En plein territoires occupés, un mur a été érigé par l’armée israélienne. Il sépare les territoires palestiniens d’Israël et empiète dans le territoire cisjordanien. Omar, un jeune boulanger est séparé de la fille de ses rêves et de ses deux amis d’enfance par ce mur qu’il franchit quotidiennement pour les rejoindre malgré les balles des soldats.

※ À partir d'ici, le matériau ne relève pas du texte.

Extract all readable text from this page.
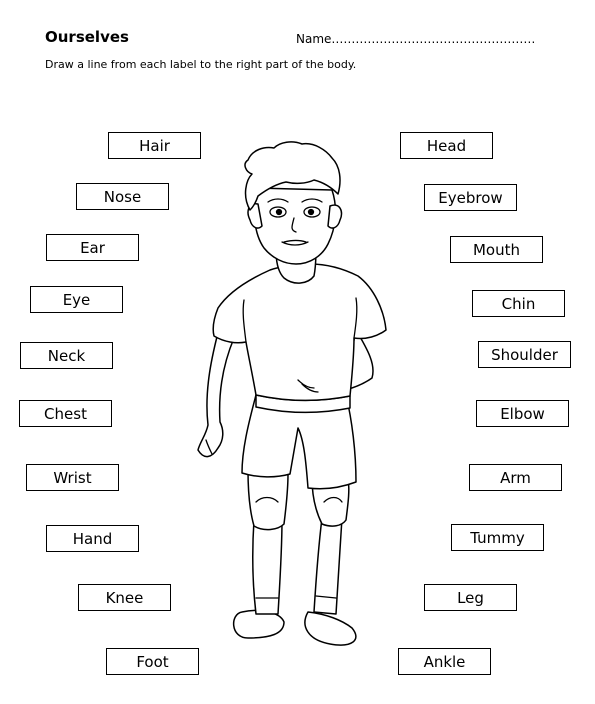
Ourselves	Name……………………………………………
Draw a line from each label to the right part of the body.
Hair
Nose
Ear
Eye
Neck
Chest
Wrist
Hand
Knee
Foot
Head
Eyebrow
Mouth
Chin
Shoulder
Elbow
Arm
Tummy
Leg
Ankle
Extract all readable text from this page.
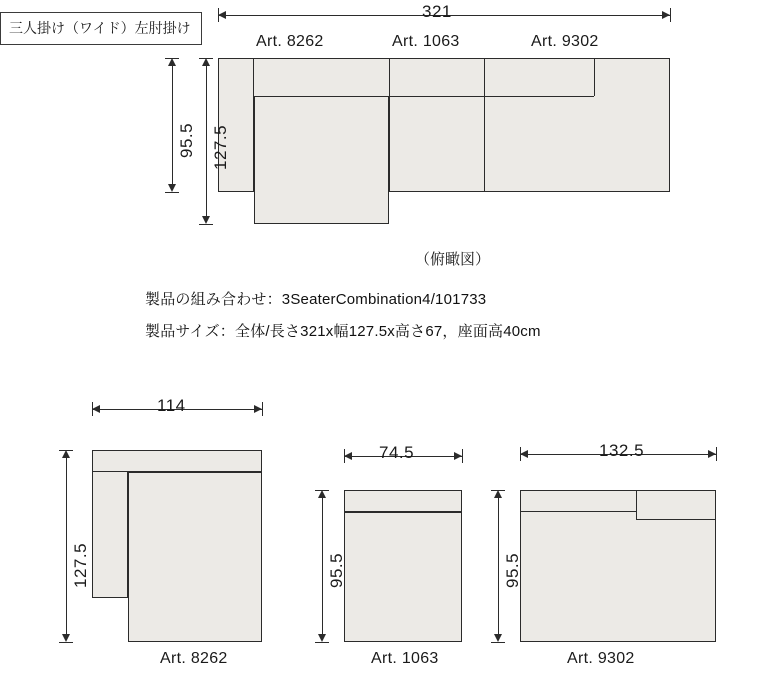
三人掛け（ワイド）左肘掛け
321
Art. 8262	Art. 1063	Art. 9302
95.5 127.5
（俯瞰図）
製品の組み合わせ：3SeaterCombination4/101733
製品サイズ：全体/長さ321x幅127.5x高さ67，座面高40cm
114
127.5
Art. 8262
74.5
95.5
Art. 1063
132.5
95.5
Art. 9302
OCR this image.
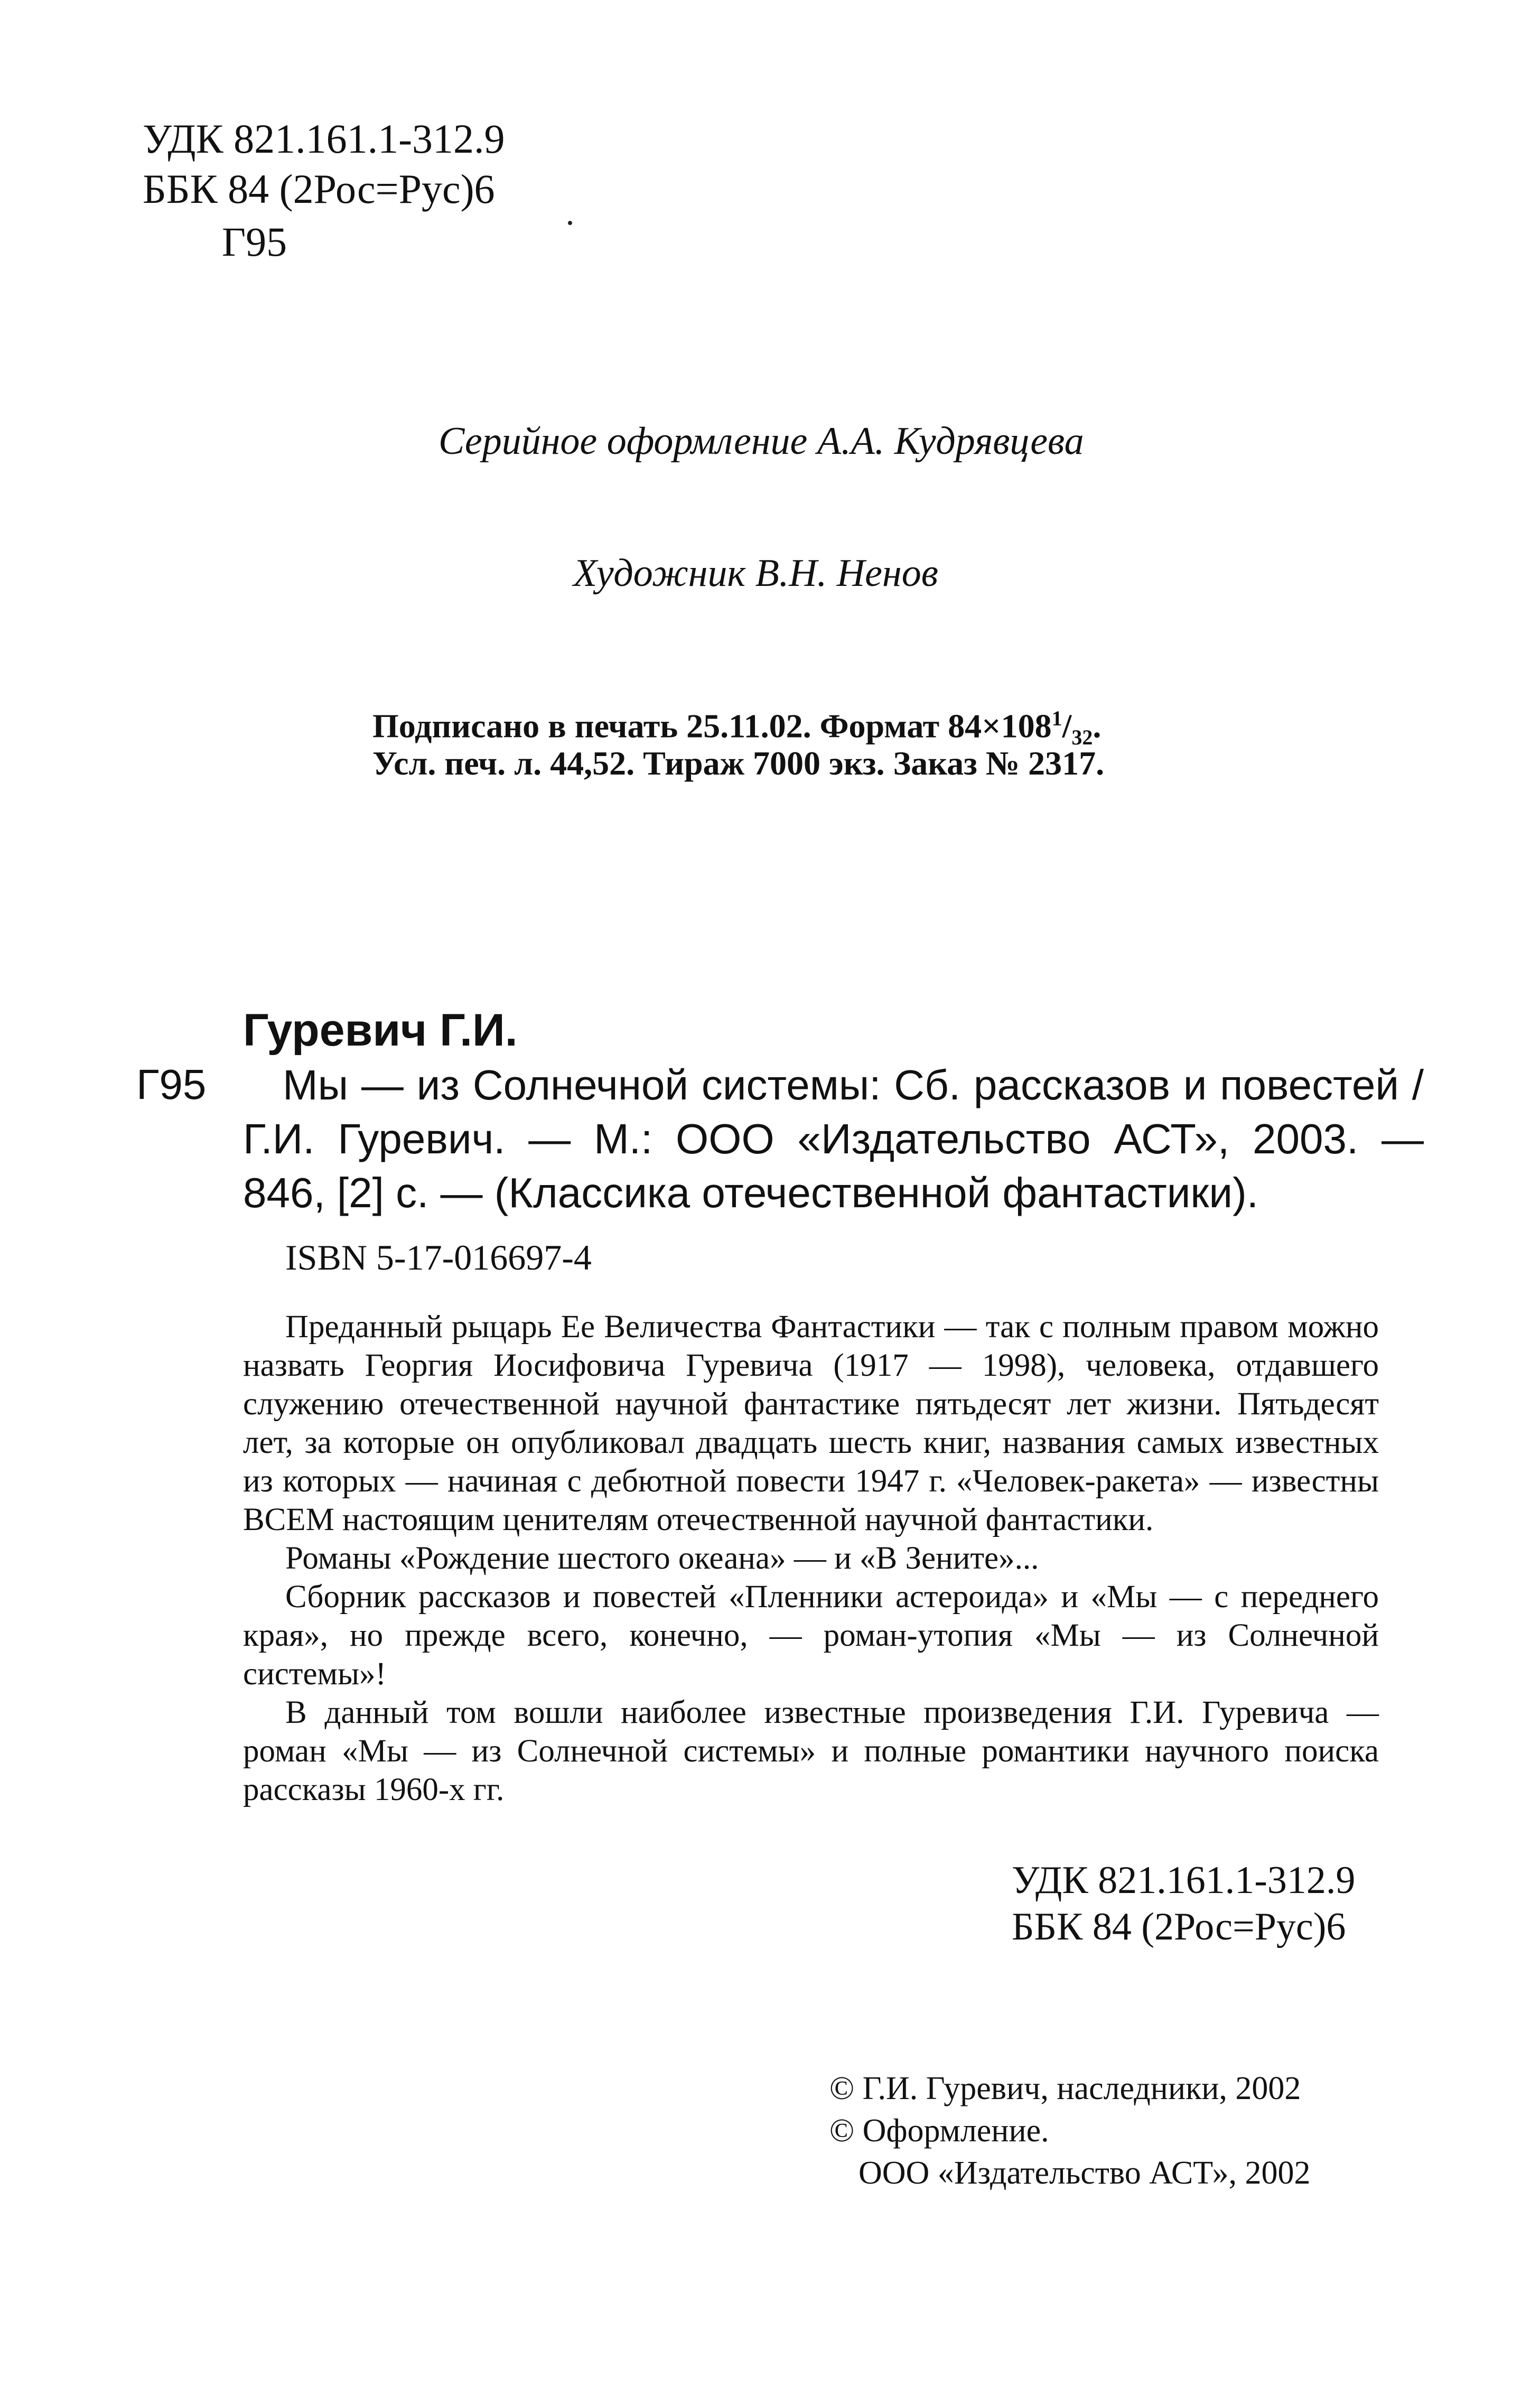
УДК 821.161.1-312.9
ББК 84 (2Рос=Рус)6
Г95
Серийное оформление А.А. Кудрявцева
Художник В.Н. Ненов
Подписано в печать 25.11.02. Формат $84\times 108^1/_{32}$.
Усл. печ. л. 44,52. Тираж 7000 экз. Заказ № 2317.
Гуревич Г.И.
Г95 Мы — из Солнечной системы: Сб. рассказов и повестей /
Г.И. Гуревич. — М.: ООО «Издательство АСТ», 2003. —
846, [2] с. — (Классика отечественной фантастики).
ISBN 5-17-016697-4

Преданный рыцарь Ее Величества Фантастики — так с полным правом можно назвать Георгия Иосифовича Гуревича (1917 — 1998), человека, отдавшего служению отечественной научной фантастике пятьдесят лет жизни. Пятьдесят лет, за которые он опубликовал двадцать шесть книг, названия самых известных из которых — начиная с дебютной повести 1947 г. «Человек-ракета» — известны ВСЕМ настоящим ценителям отечественной научной фантастики.

Романы «Рождение шестого океана» — и «В Зените»...

Сборник рассказов и повестей «Пленники астероида» и «Мы — с переднего края», но прежде всего, конечно, — роман-утопия «Мы — из Солнечной системы»!

В данный том вошли наиболее известные произведения Г.И. Гуревича — роман «Мы — из Солнечной системы» и полные романтики научного поиска рассказы 1960-х гг.

УДК 821.161.1-312.9
ББК 84 (2Рос=Рус)6
© Г.И. Гуревич, наследники, 2002
© Оформление.
ООО «Издательство АСТ», 2002
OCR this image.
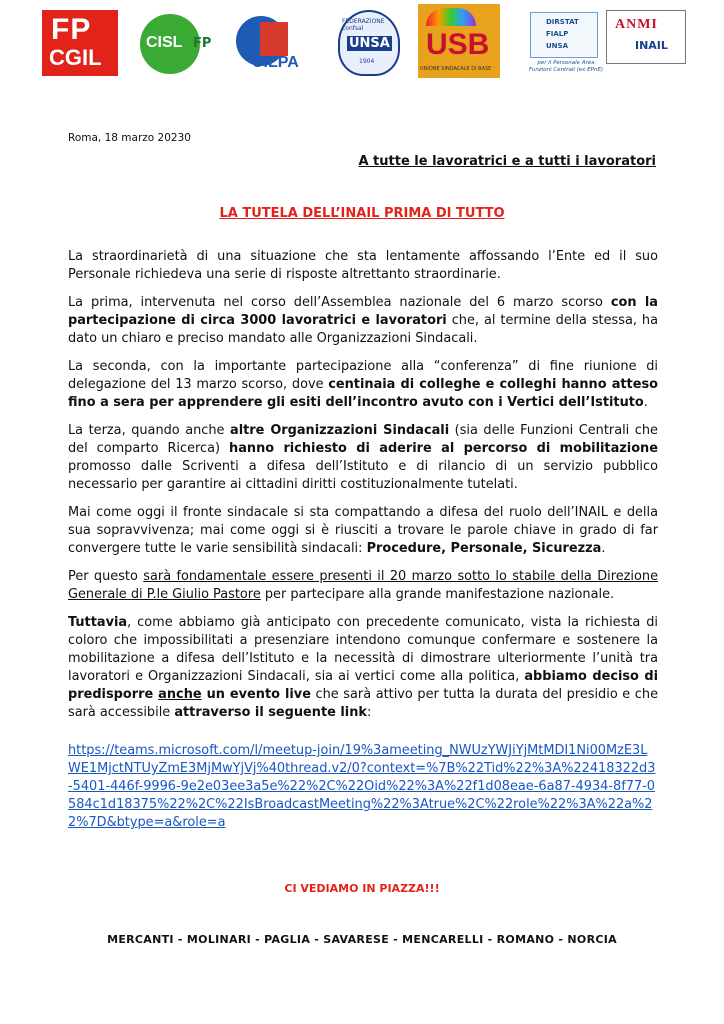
FP
CGIL
CISL FP
UILPA
FEDERAZIONE confsal
UNSA
1904
USB
UNIONE SINDACALE DI BASE
DIRSTAT
FIALP
UNSA
per il Personale Area Funzioni Centrali (ex EPnE)
ANMI
INAIL
Roma, 18 marzo 20230
A tutte le lavoratrici e a tutti i lavoratori
LA TUTELA DELL’INAIL PRIMA DI TUTTO

La straordinarietà di una situazione che sta lentamente affossando l’Ente ed il suo Personale richiedeva una serie di risposte altrettanto straordinarie.

La prima, intervenuta nel corso dell’Assemblea nazionale del 6 marzo scorso con la partecipazione di circa 3000 lavoratrici e lavoratori che, al termine della stessa, ha dato un chiaro e preciso mandato alle Organizzazioni Sindacali.

La seconda, con la importante partecipazione alla “conferenza” di fine riunione di delegazione del 13 marzo scorso, dove centinaia di colleghe e colleghi hanno atteso fino a sera per apprendere gli esiti dell’incontro avuto con i Vertici dell’Istituto.

La terza, quando anche altre Organizzazioni Sindacali (sia delle Funzioni Centrali che del comparto Ricerca) hanno richiesto di aderire al percorso di mobilitazione promosso dalle Scriventi a difesa dell’Istituto e di rilancio di un servizio pubblico necessario per garantire ai cittadini diritti costituzionalmente tutelati.

Mai come oggi il fronte sindacale si sta compattando a difesa del ruolo dell’INAIL e della sua sopravvivenza; mai come oggi si è riusciti a trovare le parole chiave in grado di far convergere tutte le varie sensibilità sindacali: Procedure, Personale, Sicurezza.

Per questo sarà fondamentale essere presenti il 20 marzo sotto lo stabile della Direzione Generale di P.le Giulio Pastore per partecipare alla grande manifestazione nazionale.

Tuttavia, come abbiamo già anticipato con precedente comunicato, vista la richiesta di coloro che impossibilitati a presenziare intendono comunque confermare e sostenere la mobilitazione a difesa dell’Istituto e la necessità di dimostrare ulteriormente l’unità tra lavoratori e Organizzazioni Sindacali, sia ai vertici come alla politica, abbiamo deciso di predisporre anche un evento live che sarà attivo per tutta la durata del presidio e che sarà accessibile attraverso il seguente link:

https://teams.microsoft.com/l/meetup-join/19%3ameeting_NWUzYWJiYjMtMDI1Ni00MzE3LWE1MjctNTUyZmE3MjMwYjVj%40thread.v2/0?context=%7B%22Tid%22%3A%22418322d3-5401-446f-9996-9e2e03ee3a5e%22%2C%22Oid%22%3A%22f1d08eae-6a87-4934-8f77-0584c1d18375%22%2C%22IsBroadcastMeeting%22%3Atrue%2C%22role%22%3A%22a%22%7D&btype=a&role=a
CI VEDIAMO IN PIAZZA!!!
MERCANTI - MOLINARI - PAGLIA - SAVARESE - MENCARELLI - ROMANO - NORCIA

« Omar » développe deux thèmes majeurs : le pouvoir et la manipulation des personnes. Avec comme toile de fond le conflit israélo-palestinien, Omar (Adam Bakri) et ses deux amis d’enfance, Tarek (Eyad Hourani) et Amjad (Samer Bisharat) ont décidé de créer leur propre cellule de résistance et passent à l’action en commettant le meurtre d’un soldat israélien. Le réalisateur Palestinien Hany Abu-Assad décide alors de nous immerger au cœur de l’enquête et de faire partager le quotidien de ces jeunes Palestiniens : peur, crainte, doute et courses poursuites rythment les journées et du même cas le film. Le film prend de l’ampleur avec les coulisses de la prison et les conséquences de chaque action effectuée par Omar. En effet, ce dernier, capturé par l’armée israélienne est conduit en prison et relâché contre la promesse d’une trahison. S’en suit alors un enchainement d’événements, souvent tragiques, forçant chaque personnage à révéler sa vraie nature et à faire des choix cruciaux.

« Omar » est donc un mélange des genres. Entre le drame, le thriller et la romance le suspens est de mise et l’action bien présente. L’intensité du film passe par des courses poursuites dans les ruelles, des scènes d’interrogatoire bien musclées et surtout par des manipulations machiavéliques qui se dressent tout au long du film. On pourrait cependant reprocher une romance entre Omar et Nadia (Leem Lubany) un peu trop imposante. Les multiples scènes à l’eau de rose viennent casser le rythme du thriller. Bien que l’amour soit la raison de vivre et la force d’Omar, celle-ci est trop mise en avant. Enfin, Hany Abu-Assad confirme qu’il est un grand directeur d’acteurs et dispose devant la caméra de jeunes talents. Avec une moyenne d’âge de 20 ans pour les quatre acteurs principaux, ces derniers tirent le film vers le haut. On ressent véritablement de l’empathie pour le héros Omar pendant tout le film et on suit le dénouement avec une boule dans le ventre. Pour finir, Hany Abu-Assad évite les clichés et ne tombe pas dans le discours politique mais présente bel et bien une génération affectée par cette situation, sans avenir professionnel ni projet de vie possible se heurtant à la réalité de l’occupation.

« Omar », un film de Hany Abu-Assad, avec Adam Bakri, Waleed Zuaiter, Leem Lubany … Drame Palestinien, 1h37. Au cinéma le 16 octobre 2013.